Bon, je ne suis pas sûre qu’aller voir un film sur un crash d’avion moins de 48 heures avant d’aller à l’aéroport soit la meilleure idée que j’ai jamais eue mais c’était sympa de voir un film sur un écran de plus de 25cms pour changer…

Et pour finir cette belle journée, je suis passée dire bonjour à ma copine la vendeuse de chez Krispy Kreme (oui, c’est comme ça, il fait 35°C et je mange des donuts) après avoir englouti un demi-saumon cru (je vois pas pourquoi je serais toujours obligée de manger thaï !).

Et du coup, le lendemain, pour ma dernière journée thaïe, j’ai décidé d’aller regarder passer les trains.

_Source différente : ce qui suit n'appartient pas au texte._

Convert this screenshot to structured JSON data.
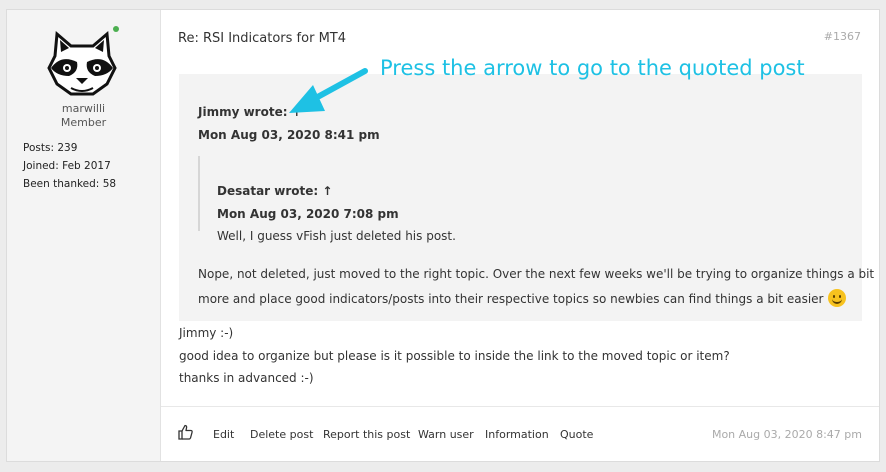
{
  "post": {
    "title": "Re: RSI Indicators for MT4",
    "number": "#1367",
    "annotation": "Press the arrow to go to the quoted post",
    "author": {
      "username": "marwilli",
      "rank": "Member",
      "posts_label": "Posts:",
      "posts_value": "239",
      "joined_label": "Joined:",
      "joined_value": "Feb 2017",
      "thanked_label": "Been thanked:",
      "thanked_value": "58"
    },
    "quote": {
      "author": "Jimmy wrote: ↑",
      "date": "Mon Aug 03, 2020 8:41 pm",
      "inner": {
        "author": "Desatar wrote: ↑",
        "date": "Mon Aug 03, 2020 7:08 pm",
        "text": "Well, I guess vFish just deleted his post."
      },
      "text_line1": "Nope, not deleted, just moved to the right topic. Over the next few weeks we'll be trying to organize things a bit",
      "text_line2": "more and place good indicators/posts into their respective topics so newbies can find things a bit easier"
    },
    "body": [
      "Jimmy :-)",
      "good idea to organize but please is it possible to inside the link to the moved topic or item?",
      "thanks in advanced :-)"
    ],
    "actions": {
      "edit": "Edit",
      "delete": "Delete post",
      "report": "Report this post",
      "warn": "Warn user",
      "information": "Information",
      "quote": "Quote"
    },
    "footer_date": "Mon Aug 03, 2020 8:47 pm"
  },
  "colors": {
    "annotation": "#1ec1e4",
    "online": "#4caf50",
    "sidebar_bg": "#f4f4f4",
    "quote_bg": "#f3f3f3"
  },
  "icons": {
    "avatar": "raccoon-avatar",
    "like": "thumbs-up-icon",
    "smiley": "smiley-icon",
    "arrow": "annotation-arrow"
  }
}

Non, je ne prépare pas ma réincarnation en vache ! Je suis allée voir passer les trains sur le pont de la rivière Kwae. Ha ha ! Ça vous parle mieux là tout de suite ! Pour que vous ayez l’air futé dans les dîners, sachez qu’on ne dit pas la rivière « Kwaïïïï » (ça veut dire « buffle » en thaï, autant dire que les Thaïs, ça les fait bien rigoler) mais la rivière « Kwèèèè ». Je me suis donc levée à l’aube (j’ai même loupé le réveil, ça a failli être la catastrophe), je me suis écroulée dans un minibus et 2 heures de route plus tard, j’étais à Kanchanaburi. Oui, c’est là que se trouve le fameux pont. Quand on est à Kanchanaburi, on est à à peine 15kms de la frontière birmane. Mais évidemment, pas question d’y mettre les pieds. C’est fermé. A clés. Et on ne plaisante pas avec ces clés-là.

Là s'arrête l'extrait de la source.